Leprosy: Fact Sheet
Leprosy is a chronic disease caused by a bacillus, Mycobacterium leprae (M. laprae). M. leprae multiplies very slowly and the incubation period of the disease is considered to be about five years.
Leprosy is transmitted by air through droplets from the nose and mouth, during close and frequent contacts with untreated cases. Leprosy is one of the least infectious diseases, because:
- Over 99% of the population has adequate natural immunity;
- Over 85% of the clinical cases are non-infectious, and
- An infectious case is rendered non-infectious within one week, most often after the very first dose of treatment.
- Leprosy mainly affects the skin and peripheral nerves.
- If left untreated, it can lead to progressive and permanent damage of nerves, leading to loss of sensation and sweating in the extremities and paralysis of muscles in the hands, feet and face.
- The disease is classified as paucibacillary (PB) or multibacillary (MB), depending on the bacillary load.
- PB leprosy is a milder disease characterized by few (up to five) skin lesions (pale or reddish), whereas MB is associated with multiple (more than five) skin lesions, nodules, plaques, thickened dermis or skin infiltration.
History of the Disease
- The first known written mention of leprosy is dated 600 BC.
- Leprosy was recognized in the ancient civilizations of China, Egypt and India.
- All countries of the South-East Asia Region were known to be endemic for leprosy.
- Throughout history, the afflicted have often been ostracized by their communities and families.
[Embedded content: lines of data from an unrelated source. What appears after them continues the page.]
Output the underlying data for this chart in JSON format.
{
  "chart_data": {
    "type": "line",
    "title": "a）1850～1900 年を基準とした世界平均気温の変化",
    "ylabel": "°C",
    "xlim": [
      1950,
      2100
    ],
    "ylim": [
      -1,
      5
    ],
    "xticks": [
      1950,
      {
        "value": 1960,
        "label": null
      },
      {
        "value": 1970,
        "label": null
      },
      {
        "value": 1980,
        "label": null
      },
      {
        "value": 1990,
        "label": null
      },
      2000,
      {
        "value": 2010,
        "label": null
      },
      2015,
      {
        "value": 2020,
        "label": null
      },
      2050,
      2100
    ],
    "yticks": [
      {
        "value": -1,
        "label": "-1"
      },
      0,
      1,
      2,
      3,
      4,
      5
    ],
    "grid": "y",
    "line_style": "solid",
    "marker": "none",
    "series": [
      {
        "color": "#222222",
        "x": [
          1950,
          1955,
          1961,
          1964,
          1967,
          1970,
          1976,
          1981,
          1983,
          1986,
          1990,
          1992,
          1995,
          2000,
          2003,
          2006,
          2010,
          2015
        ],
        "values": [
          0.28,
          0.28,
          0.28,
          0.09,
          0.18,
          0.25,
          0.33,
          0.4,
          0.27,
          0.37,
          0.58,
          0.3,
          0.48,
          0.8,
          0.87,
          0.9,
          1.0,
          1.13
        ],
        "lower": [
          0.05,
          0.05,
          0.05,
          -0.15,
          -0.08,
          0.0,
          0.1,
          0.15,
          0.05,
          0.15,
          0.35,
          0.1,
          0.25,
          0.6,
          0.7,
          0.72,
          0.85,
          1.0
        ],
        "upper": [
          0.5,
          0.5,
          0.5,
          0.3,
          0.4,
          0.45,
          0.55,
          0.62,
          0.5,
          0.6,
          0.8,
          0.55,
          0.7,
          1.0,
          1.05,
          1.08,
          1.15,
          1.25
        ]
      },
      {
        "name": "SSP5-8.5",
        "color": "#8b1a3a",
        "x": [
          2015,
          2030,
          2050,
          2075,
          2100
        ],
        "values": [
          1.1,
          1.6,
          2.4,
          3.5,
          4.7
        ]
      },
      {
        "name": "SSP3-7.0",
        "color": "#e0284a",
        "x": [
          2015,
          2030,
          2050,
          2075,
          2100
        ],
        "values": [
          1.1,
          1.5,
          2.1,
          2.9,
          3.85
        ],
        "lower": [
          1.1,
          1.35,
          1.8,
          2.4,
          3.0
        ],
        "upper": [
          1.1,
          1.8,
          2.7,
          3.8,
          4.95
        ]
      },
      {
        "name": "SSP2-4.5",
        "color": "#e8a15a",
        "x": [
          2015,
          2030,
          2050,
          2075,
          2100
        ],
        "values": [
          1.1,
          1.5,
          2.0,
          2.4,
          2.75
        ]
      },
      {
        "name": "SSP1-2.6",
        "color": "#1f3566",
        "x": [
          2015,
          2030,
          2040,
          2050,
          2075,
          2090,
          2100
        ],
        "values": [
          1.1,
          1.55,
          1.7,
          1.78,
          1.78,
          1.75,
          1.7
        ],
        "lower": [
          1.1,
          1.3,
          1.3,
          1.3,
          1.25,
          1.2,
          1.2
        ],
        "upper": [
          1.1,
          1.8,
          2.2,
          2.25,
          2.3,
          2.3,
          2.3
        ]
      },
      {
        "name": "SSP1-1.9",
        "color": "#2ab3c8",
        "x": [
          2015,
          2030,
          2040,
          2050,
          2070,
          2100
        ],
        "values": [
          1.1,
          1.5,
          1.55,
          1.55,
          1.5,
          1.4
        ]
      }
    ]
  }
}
This situation has changed since leprosy is now completely curable and there is greater awareness about the disease.
History of Treatment
- The first breakthrough occurred in the 1940s with the development of the drug dapsone, which cured the disease. But the duration of the treatment of leprosy was many years, even a lifetime, making it difficult for patients to be regular in their treatment.
- In the 1960s, M. leprae started to develop resistance to dapsone, the world’s only known anti-leprosy drug at that time.
- In 1981, a World Health Organization (WHO) Study Group recommended multi-drug therapy (MDT), a combination of three drugs.
- MDT effectively kills the pathogen and cures the patient.
- Treatment provided in the early stages averts disability.
- With minimal training, leprosy can be easily diagnosed by clinical signs alone.
What is MDT
- MDT comprises of three drugs, dapsone, rifampicin and clofazimine. Rifampicin and clofazimine were discovered in the early 1960s.
- MDT is safe, effective and easily administered under field conditions.
- MDT is available in convenient monthly calendar blister packs.
- Since 1995, WHO has been providing free MDT for all patients in the world, initially through the drug fund provided by the Nippon Foundation and since 2000, through the MDT donation provided by Novartis and the Novartis Foundation for Sustainable Development.
- Novartis has pledged free supply of MDT till 2010.
High effectiveness of Multidrug therapy
- Transmission of leprosy is interrupted after the very first dose of MDT. In other words, patients are no longer infectious to others after being administered the first dose of the treatment regimen.
- PB patients treated with MDT are cured within six months.
- MB patients treated with MDT are cured within 12 months.
- There are virtually no relapses, i.e. no recurrences of the disease after treatment is completed.
- No resistance of the bacillus to MDT has been detected.
- WHO estimates that early detection and treatment with MDT has prevented about four million people from becoming disabled.
- MDT is very cost-effective as a health intervention, considering the economic and social losses averted.